The changes in delivery makes this more complex and, in a rapidly changing landscape, how do you plan or attempt to predict the impact this will have on your business?

The key to managing cash flows remain the same, the change in landscape doesn’t mean that the principles necessarily change; rather it’s a case of having to be more versatile in your thinking whilst remaining focused on the following fundamentals that have always underpinned managing the limited resources of a developing business.

Early stage investment

For any early stage technology company, raising cash to get the business off the ground is probably the most important consideration. Knowing where to find that cash and from who is one of the most common questions we are asked. And there as so many sources depending on the stage a business is at, be it friends & family, angels, venture capital, private equity and IPOs (source: on the heels of unicorns). There is always grant funding and bank loans too.”

“How much cash to ask for is fundamental – ask for too much and you end up giving away too much of the business at the outset, ask for too little and you face running out before you get to a critical stage. Being able to demonstrate this through the business model provided to potential investors will make sure there is a clear understanding how and when the business will spend ‘their’ cash, be it on product development, sale and marketing or other costs.

Profit versus cash flow

The old adage ‘cash is king’ is as applicable in tech business today as in any other. And importantly, the two should not be mixed, up – profit is different to cash.

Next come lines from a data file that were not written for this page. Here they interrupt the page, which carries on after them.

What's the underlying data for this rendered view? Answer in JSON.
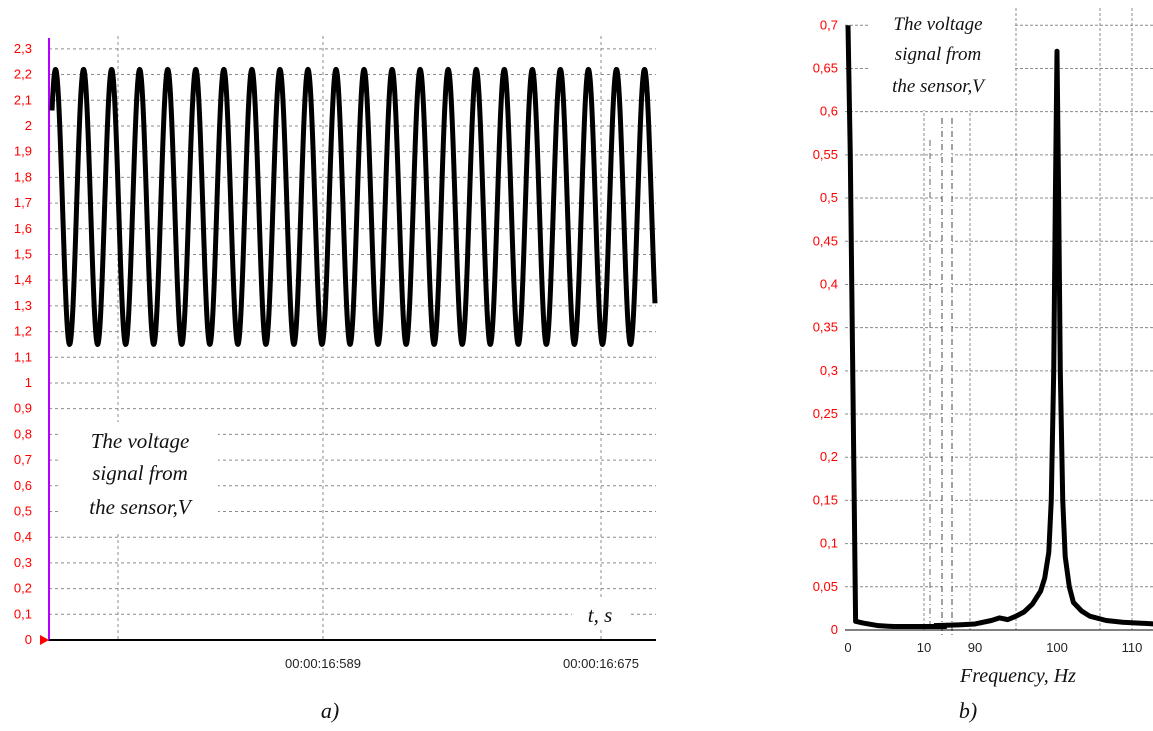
{
  "chart_data": [
    {
      "type": "line",
      "caption": "a)",
      "annotation": [
        "The voltage",
        "signal from",
        "the sensor,V"
      ],
      "xlabel": "t, s",
      "x_tick_labels": [
        "00:00:16:589",
        "00:00:16:675"
      ],
      "y_tick_labels": [
        "0",
        "0,1",
        "0,2",
        "0,3",
        "0,4",
        "0,5",
        "0,6",
        "0,7",
        "0,8",
        "0,9",
        "1",
        "1,1",
        "1,2",
        "1,3",
        "1,4",
        "1,5",
        "1,6",
        "1,7",
        "1,8",
        "1,9",
        "2",
        "2,1",
        "2,2",
        "2,3"
      ],
      "ylim": [
        0,
        2.35
      ],
      "grid": true,
      "series": [
        {
          "values": {
            "cycles": 21.5,
            "min": 1.15,
            "max": 2.22,
            "start": 2.06
          }
        }
      ],
      "colors": {
        "line": "#000000",
        "ytick": "#ff0000",
        "axis": "#b400ff"
      }
    },
    {
      "type": "line",
      "caption": "b)",
      "annotation": [
        "The voltage",
        "signal from",
        "the sensor,V"
      ],
      "xlabel": "Frequency, Hz",
      "x_tick_labels": [
        "0",
        "10",
        "90",
        "100",
        "110"
      ],
      "y_tick_labels": [
        "0",
        "0,05",
        "0,1",
        "0,15",
        "0,2",
        "0,25",
        "0,3",
        "0,35",
        "0,4",
        "0,45",
        "0,5",
        "0,55",
        "0,6",
        "0,65",
        "0,7"
      ],
      "ylim": [
        0,
        0.72
      ],
      "grid": true,
      "axis_break": true,
      "series": [
        {
          "segments": [
            {
              "x": [
                0,
                0.3,
                1,
                2,
                4,
                6,
                8,
                10,
                12,
                13
              ],
              "y": [
                0.7,
                0.55,
                0.01,
                0.008,
                0.005,
                0.004,
                0.004,
                0.004,
                0.004,
                0.004
              ]
            },
            {
              "x": [
                85,
                88,
                90,
                92,
                93,
                94,
                95,
                96,
                97,
                98,
                98.5,
                99,
                99.3,
                99.6,
                99.8,
                100,
                100.2,
                100.4,
                100.7,
                101,
                101.5,
                102,
                103,
                104,
                106,
                108,
                110,
                112
              ],
              "y": [
                0.005,
                0.006,
                0.007,
                0.011,
                0.014,
                0.012,
                0.016,
                0.021,
                0.03,
                0.045,
                0.06,
                0.09,
                0.15,
                0.3,
                0.5,
                0.67,
                0.5,
                0.3,
                0.15,
                0.085,
                0.05,
                0.032,
                0.022,
                0.016,
                0.011,
                0.009,
                0.008,
                0.007
              ]
            }
          ]
        }
      ],
      "colors": {
        "line": "#000000",
        "ytick": "#ff0000"
      }
    }
  ]
}
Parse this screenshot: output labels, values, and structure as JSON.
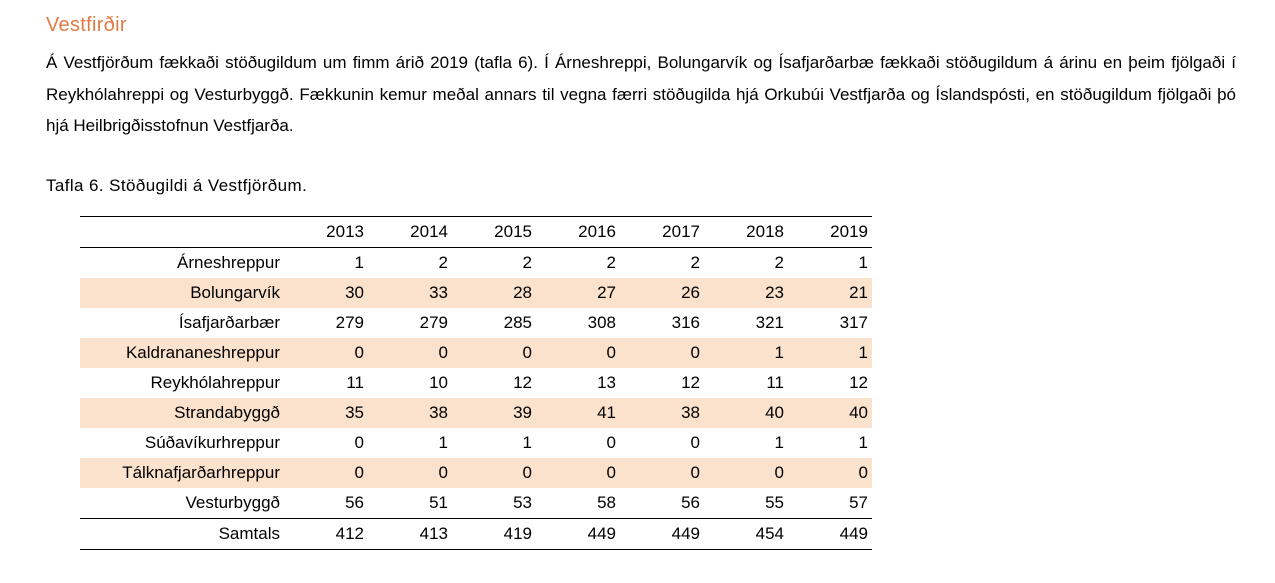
{
  "section": {
    "heading": "Vestfirðir",
    "paragraph": "Á Vestfjörðum fækkaði stöðugildum um fimm árið 2019 (tafla 6). Í Árneshreppi, Bolungarvík og Ísafjarðarbæ fækkaði stöðugildum á árinu en þeim fjölgaði í Reykhólahreppi og Vesturbyggð. Fækkunin kemur meðal annars til vegna færri stöðugilda hjá Orkubúi Vestfjarða og Íslandspósti, en stöðugildum fjölgaði þó hjá Heilbrigðisstofnun Vestfjarða."
  },
  "table": {
    "caption": "Tafla 6. Stöðugildi á Vestfjörðum.",
    "row_shading_color": "#fbe2cc",
    "years": [
      "2013",
      "2014",
      "2015",
      "2016",
      "2017",
      "2018",
      "2019"
    ],
    "rows": [
      {
        "name": "Árneshreppur",
        "values": [
          "1",
          "2",
          "2",
          "2",
          "2",
          "2",
          "1"
        ]
      },
      {
        "name": "Bolungarvík",
        "values": [
          "30",
          "33",
          "28",
          "27",
          "26",
          "23",
          "21"
        ]
      },
      {
        "name": "Ísafjarðarbær",
        "values": [
          "279",
          "279",
          "285",
          "308",
          "316",
          "321",
          "317"
        ]
      },
      {
        "name": "Kaldrananeshreppur",
        "values": [
          "0",
          "0",
          "0",
          "0",
          "0",
          "1",
          "1"
        ]
      },
      {
        "name": "Reykhólahreppur",
        "values": [
          "11",
          "10",
          "12",
          "13",
          "12",
          "11",
          "12"
        ]
      },
      {
        "name": "Strandabyggð",
        "values": [
          "35",
          "38",
          "39",
          "41",
          "38",
          "40",
          "40"
        ]
      },
      {
        "name": "Súðavíkurhreppur",
        "values": [
          "0",
          "1",
          "1",
          "0",
          "0",
          "1",
          "1"
        ]
      },
      {
        "name": "Tálknafjarðarhreppur",
        "values": [
          "0",
          "0",
          "0",
          "0",
          "0",
          "0",
          "0"
        ]
      },
      {
        "name": "Vesturbyggð",
        "values": [
          "56",
          "51",
          "53",
          "58",
          "56",
          "55",
          "57"
        ]
      }
    ],
    "total": {
      "name": "Samtals",
      "values": [
        "412",
        "413",
        "419",
        "449",
        "449",
        "454",
        "449"
      ]
    }
  }
}
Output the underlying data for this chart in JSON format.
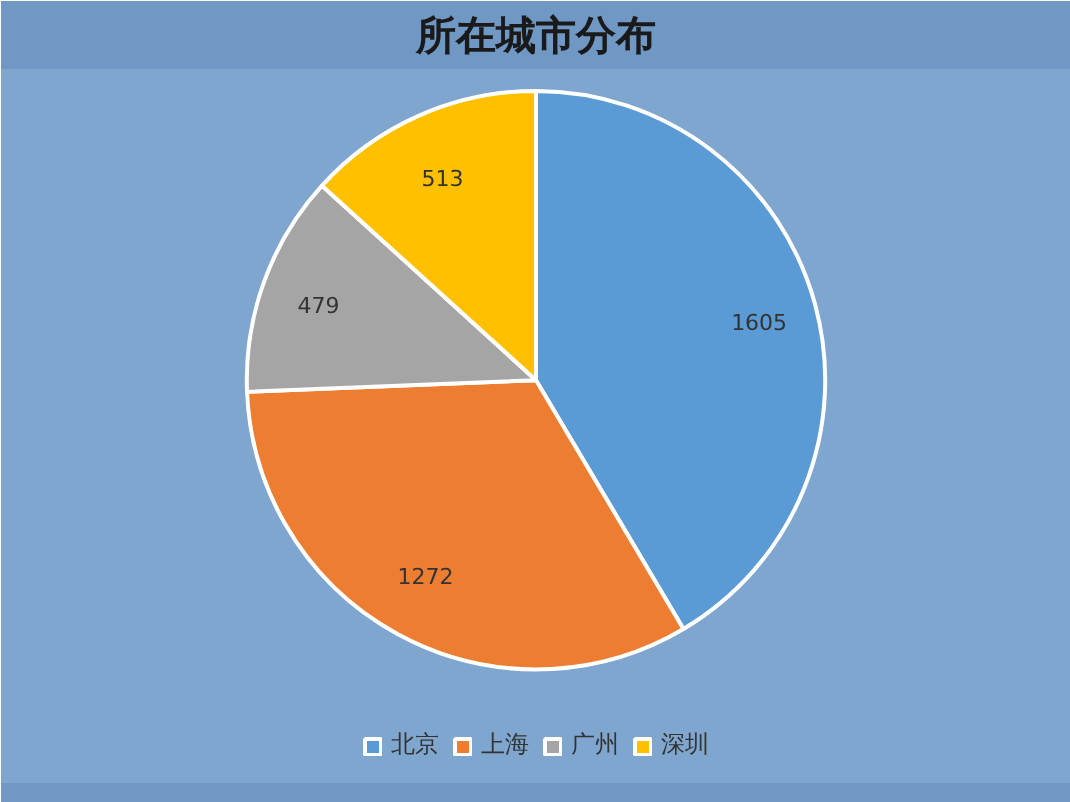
{
  "chart_data": {
    "type": "pie",
    "title": "所在城市分布",
    "categories": [
      "北京",
      "上海",
      "广州",
      "深圳"
    ],
    "values": [
      1605,
      1272,
      479,
      513
    ],
    "colors": [
      "#5b9bd5",
      "#ed7d31",
      "#a5a5a5",
      "#ffc000"
    ],
    "data_labels": true,
    "legend": "bottom"
  }
}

When scoping a potential customer or thinking about the cost to bring the product to market focusing exclusively on profitability can sink the business! Yes, it’s important to provide a return but if the business runs out of cash the project will in the best case stall and in the worst case fail.

By thinking about the timings of cash flows using a month by month cash flow projection businesses are able to negotiate terms with customers that work for them – whilst something may have to be offered in return for prompt or staged payments, by understanding profit margins and cash flow needs, businesses can find the ‘sweet spot’ that delivers both a good return and provides cash ahead of it being spent.

Building good habits for the business and its customers

The growth of automated billing means that being prompt when raising invoices is much less of an issue – the whole grubby topic of requesting to be paid is out of a business’s hands.

This does not mean that this aspect of the business shouldn’t be a central concern. Understandably credit control is no one’s favourite job but by being disciplined on when and how this process is undertaken can be a really powerful tool in managing cash. By being open and clear with customers on when payment is expected planning on how to finish this project or fund the next is made a whole lot easier.